What Tufte is writing about isn't just about the iPhone but the whole new category of handheld devices and screens that has sprung up in the last twenty years. Their functionality is way out ahead of their human qualities - of the way they feel. Perhaps one day we'll design a digital device that feels as good as a book.
Tufte again:
So instead let us give more time for doing physical things in the real world and less time for staring at (and touching) the glowing flat rectangle.
Plant a plant, walk the dogs, read a real book, go to the opera.
Weird, a book doesn't feel comfortable to me. When reading in bed it's difficult to read lying on the side. Hardbacks tend to be heavy, paperbacks are a pain to keep open lest you actually break the spine for each new page. Font size can not be adjusted, bookmarking is cumbersome compared to electronic devices. The non-virtual book does not in the least respect the hand. Often it's size prohibits casual reading of you're not sat at a table. Carrying more than one book is a problem compared to ebooks, considering the size some books it can be impossible. Searching a book, even those with indexes, is limited. If I want to check a reference I need to consult a secondary device.
It is also a false dichotomy to say that iPhone or any other smartphone use must necessary cause less 'real life' activity.
The trouble with some commentators on this subject is that they don't live in the real world at all, instead look up stuff on the web that is not necessarily ready for the market at all and then add some anecdotal evidence and personal prejudices.
Posted by: Bonsai | November 18, 2011 at 12:54 PM
Good point about books. I'd extend that to reading in a bath- a Kindle is way more comfortable (suitably protected in a plastic case of course). Read a normal book in a bath, and you're struggled half the time to keep it open without damaging it, which is hardly comfortable.
Posted by: ejoch | November 18, 2011 at 02:35 PM
Bonsai - I take your point about books, maybe I'm just used to them. But they do feel nice. I'm confused by your last paragraph, however. What is this real world you speak of? And what's wrong with anecdotes and personal prejudices?

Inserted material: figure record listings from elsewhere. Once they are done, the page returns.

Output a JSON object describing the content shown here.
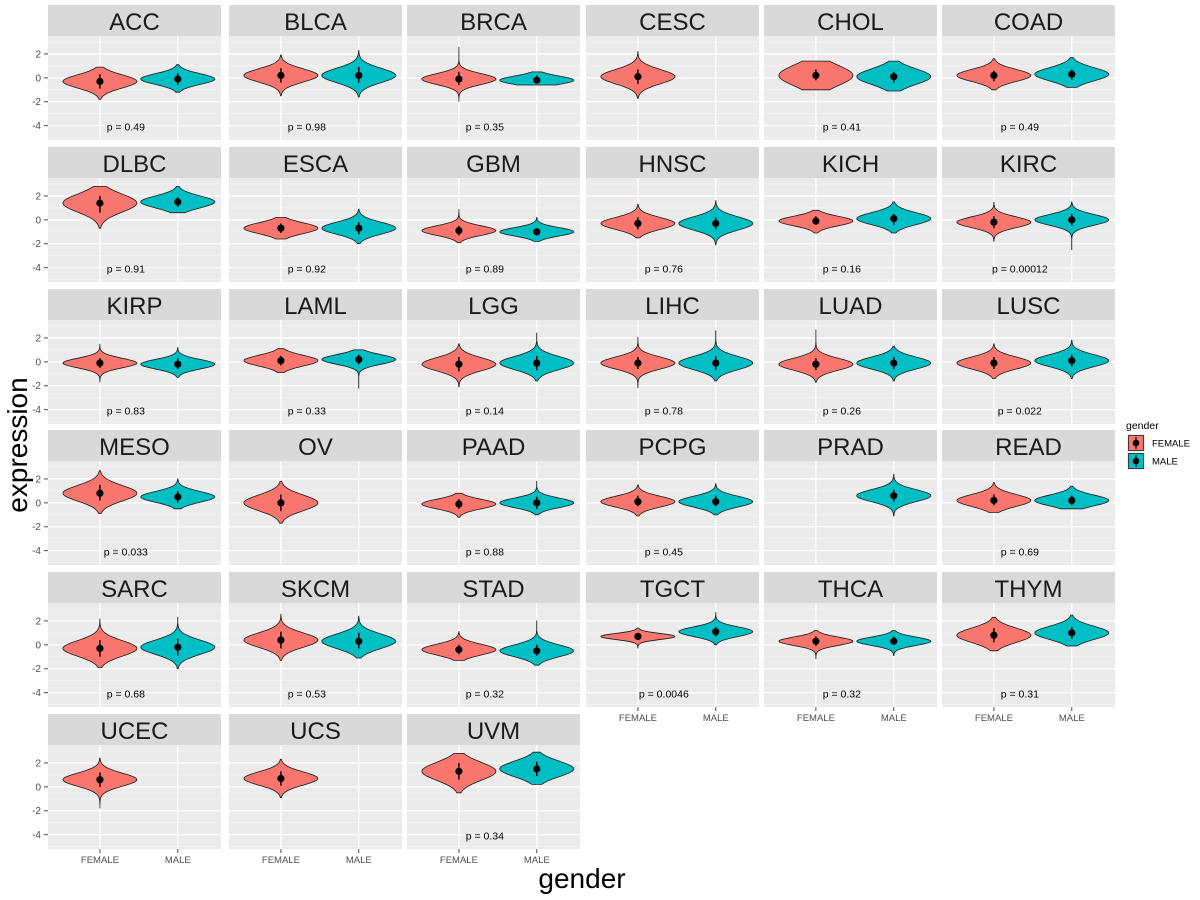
{
  "chart_data": {
    "type": "violin",
    "xlabel": "gender",
    "ylabel": "expression",
    "categories": [
      "FEMALE",
      "MALE"
    ],
    "ylim": [
      -5.2,
      3.5
    ],
    "yticks": [
      2,
      0,
      -2,
      -4
    ],
    "ytick_labels": [
      "2",
      "0",
      "-2",
      "-4"
    ],
    "legend": {
      "title": "gender",
      "placement": "right",
      "entries": [
        {
          "label": "FEMALE",
          "color": "#F8766D"
        },
        {
          "label": "MALE",
          "color": "#00BFC4"
        }
      ]
    },
    "colors": {
      "FEMALE": "#F8766D",
      "MALE": "#00BFC4",
      "panel_bg": "#EBEBEB",
      "strip_bg": "#D9D9D9"
    },
    "panels": [
      {
        "name": "ACC",
        "p": "p = 0.49",
        "female": {
          "min": -1.8,
          "max": 0.9,
          "median": -0.3,
          "sd": 0.55,
          "q1": -0.9,
          "q3": 0.3
        },
        "male": {
          "min": -1.2,
          "max": 1.1,
          "median": -0.1,
          "sd": 0.45,
          "q1": -0.6,
          "q3": 0.4
        }
      },
      {
        "name": "BLCA",
        "p": "p = 0.98",
        "female": {
          "min": -1.5,
          "max": 1.9,
          "median": 0.2,
          "sd": 0.55,
          "q1": -0.4,
          "q3": 0.8
        },
        "male": {
          "min": -1.6,
          "max": 2.3,
          "median": 0.2,
          "sd": 0.6,
          "q1": -0.4,
          "q3": 0.9
        }
      },
      {
        "name": "BRCA",
        "p": "p = 0.35",
        "female": {
          "min": -2.0,
          "max": 2.6,
          "median": -0.1,
          "sd": 0.45,
          "q1": -0.6,
          "q3": 0.5
        },
        "male": {
          "min": -0.6,
          "max": 0.5,
          "median": -0.2,
          "sd": 0.35,
          "q1": -0.4,
          "q3": 0.2
        }
      },
      {
        "name": "CESC",
        "p": "",
        "female": {
          "min": -1.7,
          "max": 2.2,
          "median": 0.1,
          "sd": 0.6,
          "q1": -0.5,
          "q3": 0.7
        },
        "male": null
      },
      {
        "name": "CHOL",
        "p": "p = 0.41",
        "female": {
          "min": -1.0,
          "max": 1.4,
          "median": 0.2,
          "sd": 0.85,
          "q1": -0.2,
          "q3": 0.7
        },
        "male": {
          "min": -1.1,
          "max": 1.4,
          "median": 0.1,
          "sd": 0.65,
          "q1": -0.4,
          "q3": 0.5
        }
      },
      {
        "name": "COAD",
        "p": "p = 0.49",
        "female": {
          "min": -1.0,
          "max": 1.6,
          "median": 0.2,
          "sd": 0.5,
          "q1": -0.3,
          "q3": 0.6
        },
        "male": {
          "min": -0.8,
          "max": 1.7,
          "median": 0.3,
          "sd": 0.55,
          "q1": -0.2,
          "q3": 0.7
        }
      },
      {
        "name": "DLBC",
        "p": "p = 0.91",
        "female": {
          "min": -0.7,
          "max": 2.8,
          "median": 1.4,
          "sd": 0.75,
          "q1": 0.6,
          "q3": 2.0
        },
        "male": {
          "min": 0.6,
          "max": 2.8,
          "median": 1.5,
          "sd": 0.5,
          "q1": 1.1,
          "q3": 1.9
        }
      },
      {
        "name": "ESCA",
        "p": "p = 0.92",
        "female": {
          "min": -1.6,
          "max": 0.2,
          "median": -0.7,
          "sd": 0.45,
          "q1": -1.1,
          "q3": -0.3
        },
        "male": {
          "min": -2.0,
          "max": 0.9,
          "median": -0.7,
          "sd": 0.5,
          "q1": -1.2,
          "q3": -0.2
        }
      },
      {
        "name": "GBM",
        "p": "p = 0.89",
        "female": {
          "min": -1.9,
          "max": 0.9,
          "median": -0.9,
          "sd": 0.4,
          "q1": -1.3,
          "q3": -0.5
        },
        "male": {
          "min": -1.8,
          "max": 0.2,
          "median": -1.0,
          "sd": 0.35,
          "q1": -1.3,
          "q3": -0.7
        }
      },
      {
        "name": "HNSC",
        "p": "p = 0.76",
        "female": {
          "min": -1.5,
          "max": 1.3,
          "median": -0.3,
          "sd": 0.5,
          "q1": -0.8,
          "q3": 0.2
        },
        "male": {
          "min": -2.1,
          "max": 1.6,
          "median": -0.3,
          "sd": 0.55,
          "q1": -0.8,
          "q3": 0.2
        }
      },
      {
        "name": "KICH",
        "p": "p = 0.16",
        "female": {
          "min": -1.1,
          "max": 0.8,
          "median": -0.1,
          "sd": 0.4,
          "q1": -0.4,
          "q3": 0.3
        },
        "male": {
          "min": -1.1,
          "max": 1.5,
          "median": 0.1,
          "sd": 0.5,
          "q1": -0.4,
          "q3": 0.5
        }
      },
      {
        "name": "KIRC",
        "p": "p = 0.00012",
        "female": {
          "min": -1.8,
          "max": 1.5,
          "median": -0.2,
          "sd": 0.45,
          "q1": -0.7,
          "q3": 0.3
        },
        "male": {
          "min": -2.5,
          "max": 1.5,
          "median": 0.0,
          "sd": 0.45,
          "q1": -0.5,
          "q3": 0.5
        }
      },
      {
        "name": "KIRP",
        "p": "p = 0.83",
        "female": {
          "min": -1.7,
          "max": 1.5,
          "median": -0.1,
          "sd": 0.4,
          "q1": -0.5,
          "q3": 0.3
        },
        "male": {
          "min": -1.3,
          "max": 1.2,
          "median": -0.2,
          "sd": 0.4,
          "q1": -0.6,
          "q3": 0.3
        }
      },
      {
        "name": "LAML",
        "p": "p = 0.33",
        "female": {
          "min": -0.9,
          "max": 1.1,
          "median": 0.1,
          "sd": 0.45,
          "q1": -0.3,
          "q3": 0.5
        },
        "male": {
          "min": -2.2,
          "max": 1.0,
          "median": 0.2,
          "sd": 0.4,
          "q1": -0.2,
          "q3": 0.6
        }
      },
      {
        "name": "LGG",
        "p": "p = 0.14",
        "female": {
          "min": -2.1,
          "max": 1.5,
          "median": -0.2,
          "sd": 0.55,
          "q1": -0.8,
          "q3": 0.4
        },
        "male": {
          "min": -1.6,
          "max": 2.4,
          "median": -0.1,
          "sd": 0.55,
          "q1": -0.7,
          "q3": 0.5
        }
      },
      {
        "name": "LIHC",
        "p": "p = 0.78",
        "female": {
          "min": -2.2,
          "max": 2.1,
          "median": -0.1,
          "sd": 0.5,
          "q1": -0.6,
          "q3": 0.4
        },
        "male": {
          "min": -1.6,
          "max": 2.6,
          "median": -0.1,
          "sd": 0.55,
          "q1": -0.7,
          "q3": 0.5
        }
      },
      {
        "name": "LUAD",
        "p": "p = 0.26",
        "female": {
          "min": -1.7,
          "max": 2.7,
          "median": -0.2,
          "sd": 0.5,
          "q1": -0.7,
          "q3": 0.3
        },
        "male": {
          "min": -1.6,
          "max": 1.3,
          "median": -0.1,
          "sd": 0.5,
          "q1": -0.6,
          "q3": 0.4
        }
      },
      {
        "name": "LUSC",
        "p": "p = 0.022",
        "female": {
          "min": -1.4,
          "max": 1.5,
          "median": -0.1,
          "sd": 0.5,
          "q1": -0.6,
          "q3": 0.4
        },
        "male": {
          "min": -1.4,
          "max": 1.8,
          "median": 0.1,
          "sd": 0.5,
          "q1": -0.4,
          "q3": 0.6
        }
      },
      {
        "name": "MESO",
        "p": "p = 0.033",
        "female": {
          "min": -0.9,
          "max": 2.7,
          "median": 0.8,
          "sd": 0.65,
          "q1": 0.2,
          "q3": 1.5
        },
        "male": {
          "min": -0.5,
          "max": 2.0,
          "median": 0.5,
          "sd": 0.45,
          "q1": 0.0,
          "q3": 1.0
        }
      },
      {
        "name": "OV",
        "p": "",
        "female": {
          "min": -1.7,
          "max": 1.8,
          "median": 0.0,
          "sd": 0.65,
          "q1": -0.7,
          "q3": 0.7
        },
        "male": null
      },
      {
        "name": "PAAD",
        "p": "p = 0.88",
        "female": {
          "min": -1.2,
          "max": 0.8,
          "median": -0.1,
          "sd": 0.4,
          "q1": -0.5,
          "q3": 0.3
        },
        "male": {
          "min": -1.0,
          "max": 1.8,
          "median": 0.0,
          "sd": 0.4,
          "q1": -0.5,
          "q3": 0.5
        }
      },
      {
        "name": "PCPG",
        "p": "p = 0.45",
        "female": {
          "min": -1.1,
          "max": 1.5,
          "median": 0.1,
          "sd": 0.45,
          "q1": -0.3,
          "q3": 0.6
        },
        "male": {
          "min": -1.0,
          "max": 1.6,
          "median": 0.1,
          "sd": 0.45,
          "q1": -0.3,
          "q3": 0.6
        }
      },
      {
        "name": "PRAD",
        "p": "",
        "female": null,
        "male": {
          "min": -1.1,
          "max": 2.4,
          "median": 0.6,
          "sd": 0.5,
          "q1": 0.1,
          "q3": 1.1
        }
      },
      {
        "name": "READ",
        "p": "p = 0.69",
        "female": {
          "min": -0.8,
          "max": 1.7,
          "median": 0.2,
          "sd": 0.5,
          "q1": -0.2,
          "q3": 0.7
        },
        "male": {
          "min": -0.5,
          "max": 1.4,
          "median": 0.2,
          "sd": 0.45,
          "q1": -0.2,
          "q3": 0.6
        }
      },
      {
        "name": "SARC",
        "p": "p = 0.68",
        "female": {
          "min": -1.9,
          "max": 2.2,
          "median": -0.3,
          "sd": 0.65,
          "q1": -1.0,
          "q3": 0.4
        },
        "male": {
          "min": -2.0,
          "max": 2.3,
          "median": -0.2,
          "sd": 0.6,
          "q1": -0.9,
          "q3": 0.5
        }
      },
      {
        "name": "SKCM",
        "p": "p = 0.53",
        "female": {
          "min": -1.3,
          "max": 2.6,
          "median": 0.4,
          "sd": 0.6,
          "q1": -0.3,
          "q3": 1.1
        },
        "male": {
          "min": -1.1,
          "max": 2.4,
          "median": 0.3,
          "sd": 0.6,
          "q1": -0.3,
          "q3": 1.0
        }
      },
      {
        "name": "STAD",
        "p": "p = 0.32",
        "female": {
          "min": -1.3,
          "max": 1.1,
          "median": -0.4,
          "sd": 0.45,
          "q1": -0.8,
          "q3": 0.0
        },
        "male": {
          "min": -1.7,
          "max": 2.0,
          "median": -0.5,
          "sd": 0.5,
          "q1": -0.9,
          "q3": 0.0
        }
      },
      {
        "name": "TGCT",
        "p": "p = 0.0046",
        "female": {
          "min": -0.3,
          "max": 1.4,
          "median": 0.7,
          "sd": 0.25,
          "q1": 0.4,
          "q3": 1.0
        },
        "male": {
          "min": 0.0,
          "max": 2.7,
          "median": 1.1,
          "sd": 0.4,
          "q1": 0.7,
          "q3": 1.5
        }
      },
      {
        "name": "THCA",
        "p": "p = 0.32",
        "female": {
          "min": -1.2,
          "max": 1.2,
          "median": 0.3,
          "sd": 0.35,
          "q1": -0.1,
          "q3": 0.7
        },
        "male": {
          "min": -0.9,
          "max": 1.2,
          "median": 0.3,
          "sd": 0.35,
          "q1": 0.0,
          "q3": 0.7
        }
      },
      {
        "name": "THYM",
        "p": "p = 0.31",
        "female": {
          "min": -0.5,
          "max": 2.3,
          "median": 0.8,
          "sd": 0.6,
          "q1": 0.2,
          "q3": 1.4
        },
        "male": {
          "min": -0.1,
          "max": 2.5,
          "median": 1.0,
          "sd": 0.55,
          "q1": 0.5,
          "q3": 1.5
        }
      },
      {
        "name": "UCEC",
        "p": "",
        "female": {
          "min": -1.8,
          "max": 2.4,
          "median": 0.6,
          "sd": 0.55,
          "q1": 0.0,
          "q3": 1.2
        },
        "male": null
      },
      {
        "name": "UCS",
        "p": "",
        "female": {
          "min": -0.9,
          "max": 2.3,
          "median": 0.7,
          "sd": 0.55,
          "q1": 0.1,
          "q3": 1.3
        },
        "male": null
      },
      {
        "name": "UVM",
        "p": "p = 0.34",
        "female": {
          "min": -0.5,
          "max": 2.8,
          "median": 1.3,
          "sd": 0.75,
          "q1": 0.6,
          "q3": 2.0
        },
        "male": {
          "min": 0.2,
          "max": 2.9,
          "median": 1.5,
          "sd": 0.65,
          "q1": 0.9,
          "q3": 2.1
        }
      }
    ],
    "x_axis_bottom_panels": [
      "TGCT",
      "THCA",
      "THYM",
      "UCEC",
      "UCS",
      "UVM"
    ]
  }
}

Without them, I'm nothing.
Ejoch - they're both fucked if you drop them in the water, but the Kindle costs a lot more to replace.
Posted by: Marbury | November 18, 2011 at 03:44 PM
Amazon sell some nice, cheap, waterproof Kindle covers ('Trendy Digital'). But you're quite right, without one a Kindle dropped in water would be an "arrgh god!!" moment. Although, they're approaching a price where it'd be annoying rather than despair-inducing. Unlike say, an Ipad. No way is that going anywhere near water even if it had a magical water-repellant field around it!
(love to see how the Ipad-newspaper-edition makers solve that one)
Posted by: ejoch | November 18, 2011 at 05:07 PM
I liked the Bret Victor post too.
Tactically smart of him to outflank the AppleFanboy herd by using a Windows video (in which Microsoft abjectly surrenders to the iPad/iPhone vision) as the starting point.
Posted by: bert | November 18, 2011 at 05:41 PM
considering the amount of grease in the western diet i'm amazed the touch screen has gone as far as it has -
Posted by: ogilvy | November 18, 2011 at 06:47 PM
A new interface without touch screen. Microsoft's new Kinect could feature motion sensing technology that is so accurate it would be able to read lips!